Exam 8: Chromosome Mutations: Variation in Number and Arrangement

A genomic condition that may be responsible for some forms of fragile X syndrome, as well as Huntington disease, involves ________.

The chromosomal aberration that causes cri du chat syndrome can be referred to as a segmental deletion.

Clearly illustrate the pairing configuration of an inversion (paracentric) heterokaryotype.

Fragile X syndrome (or Martin-Bell syndrome) is the most common form of inherited mental retardation in humans. Is it more common in males or females? What is FMR1?

Translocations may be pericentric or paracentric.

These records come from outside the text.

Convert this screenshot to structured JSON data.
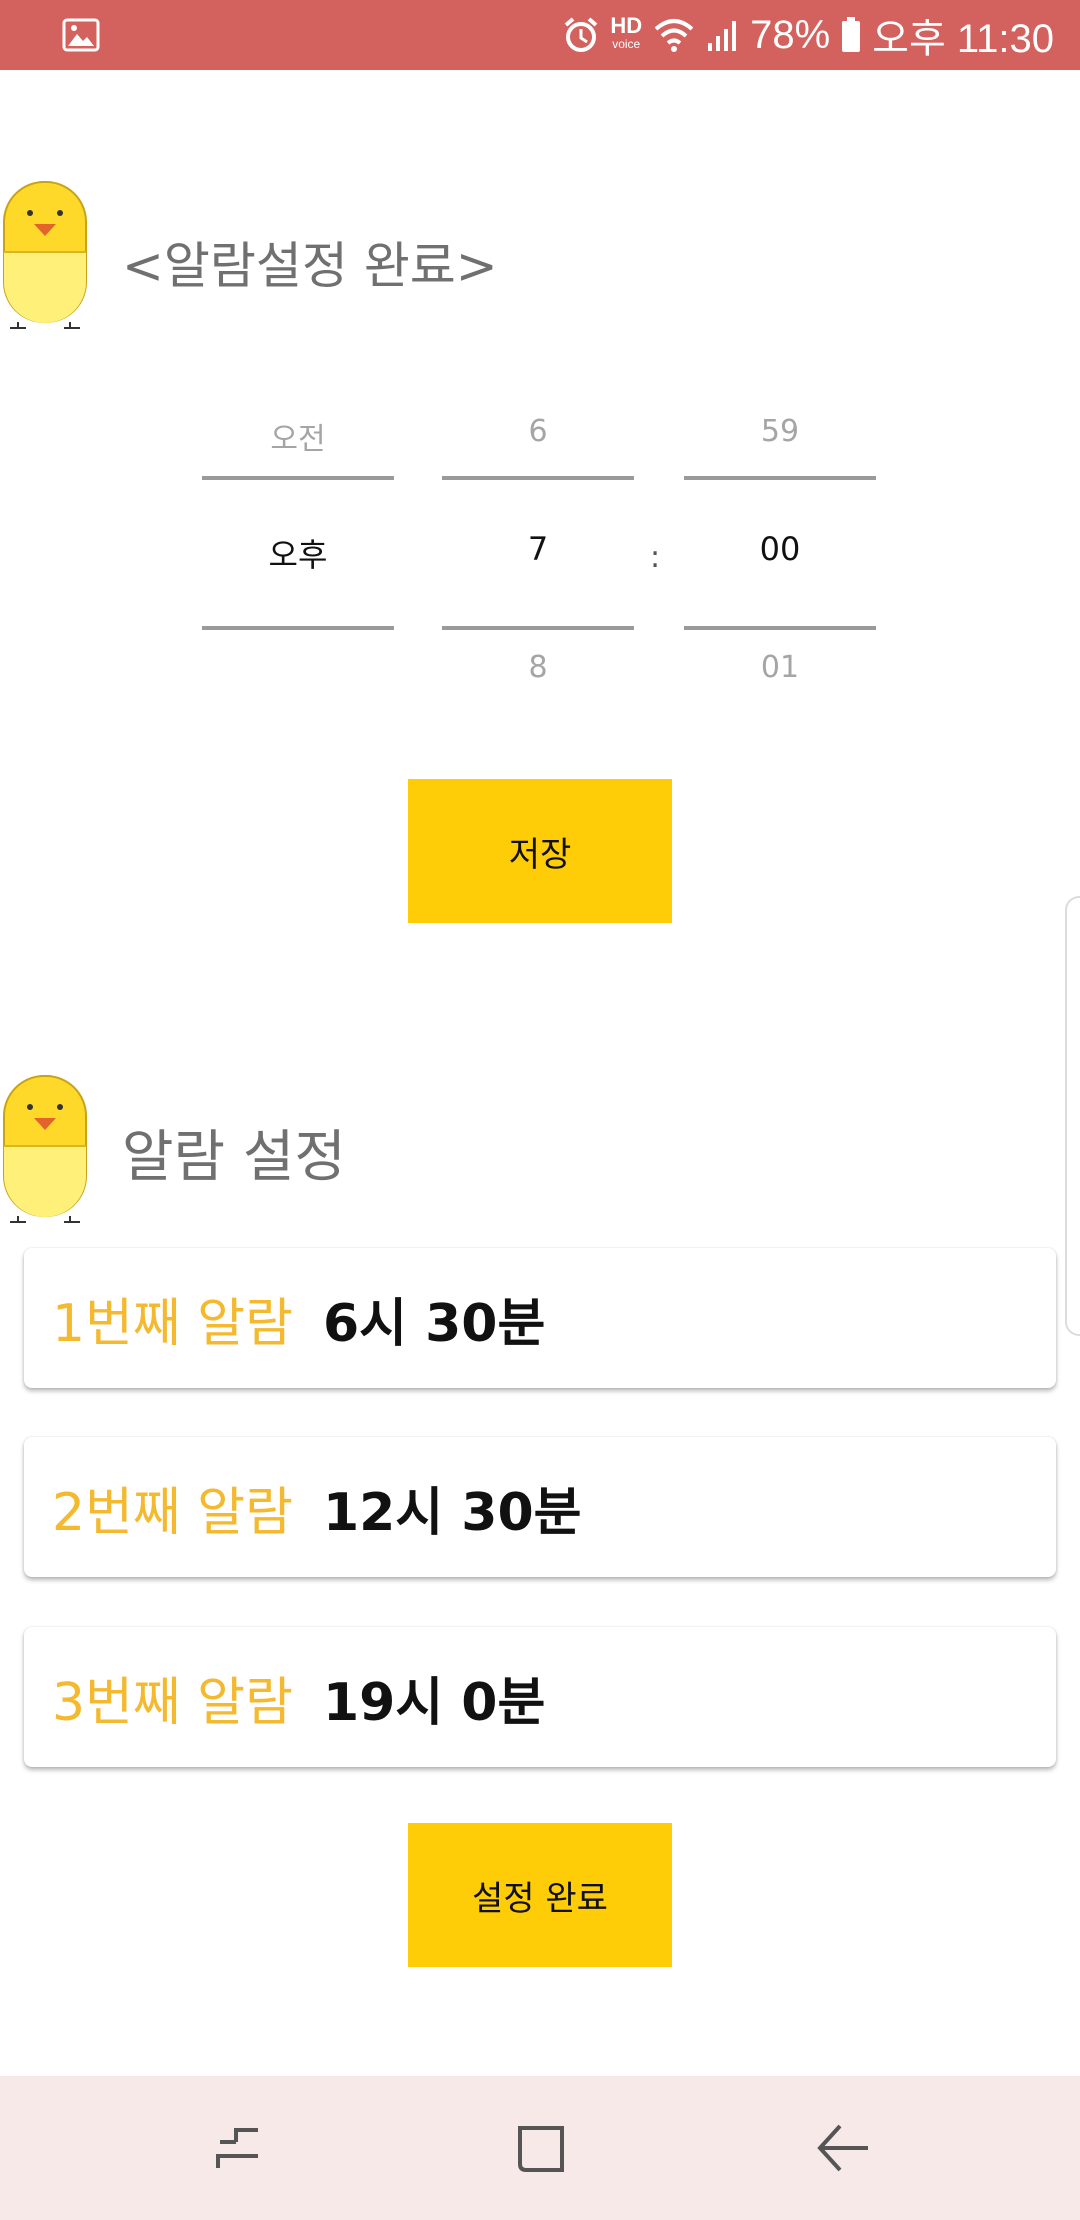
{
  "status_bar": {
    "hd_label": "HD",
    "voice_label": "voice",
    "battery": "78%",
    "time": "오후 11:30",
    "icons": [
      "gallery-icon",
      "alarm-icon",
      "wifi-icon",
      "signal-icon",
      "battery-icon"
    ]
  },
  "section1": {
    "title": "<알람설정 완료>"
  },
  "picker": {
    "ampm": {
      "above": "오전",
      "selected": "오후",
      "below": ""
    },
    "hour": {
      "above": "6",
      "selected": "7",
      "below": "8"
    },
    "separator": ":",
    "minute": {
      "above": "59",
      "selected": "00",
      "below": "01"
    }
  },
  "save_button": {
    "label": "저장"
  },
  "section2": {
    "title": "알람 설정"
  },
  "alarms": [
    {
      "label": "1번째 알람",
      "time": "6시 30분"
    },
    {
      "label": "2번째 알람",
      "time": "12시 30분"
    },
    {
      "label": "3번째 알람",
      "time": "19시 0분"
    }
  ],
  "done_button": {
    "label": "설정 완료"
  },
  "colors": {
    "status_bar": "#d3615e",
    "accent_yellow": "#fecd07",
    "alarm_label": "#f4b92f",
    "nav_bar": "#f6e9e7"
  },
  "nav": {
    "icons": [
      "recent-apps-icon",
      "home-icon",
      "back-icon"
    ]
  }
}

A position effect occurs when a gene's expression is altered by virtue of a change in its position. One might expect position effects to occur with inversions and translocations.

Describe Bar mutations in Drosophila melanogaster.

A pericentric inversion includes the centromere.

An individual with Patau syndrome would be called a triploid.

Describe the maternal age effect associated with Down syndrome.

The term aneuploidy is synonymous with the term segmental deletion.

Although the most frequent forms of Down syndrome are caused by a random error, nondisjunction of chromosome 21, Down syndrome occasionally runs in families. The cause of this form of familial Down syndrome is ________.

Deletions are chromosomal aberrations in which some portion of a chromosome is missing. Describe a method using Drosophila deletions to determine the actual, physical location of a gene.

Familial Down syndrome is caused by a translocation involving chromosome 21.

Trisomics are observed in humans; monosomics are not. Why?

In Drosophila melanogaster (2n = 8), a fly with seven chromosomes could be called a haplo-IV.

Individuals with familial Down syndrome are trisomic and have 47 chromosomes.

Inversion heterokaryotypes are often characterized as having reduced crossing over and reduced fertility. Assume that you were examining a strain of organisms you knew to be inversion heterokaryotypes and saw a relatively high number of double chromatid bridges extending between anaphase I nuclei. What would be a likely explanation for this observation? Explain with a labeled diagram.

Assume that a species has a diploid chromosome number of 24. The term applied to an individual with 36 chromosomes would be triploid.

Trisomy 21, or Down syndrome, occurs when there is a normal diploid chromosomal complement but one (extra) chromosome 21. While there is reduced fertility in both sexes, females have higher fertility than males. Van Dyke et al. (1995; Down Syndrome Research and Practice 3(2):65-69) summarize data involving children born of Down syndrome individuals. Given the fact that conceptuses with 48 chromosomes (four #21 chromosomes) are not likely to survive early development, what percentage of surviving offspring would be expected to have Down syndrome if both parents have Down syndrome?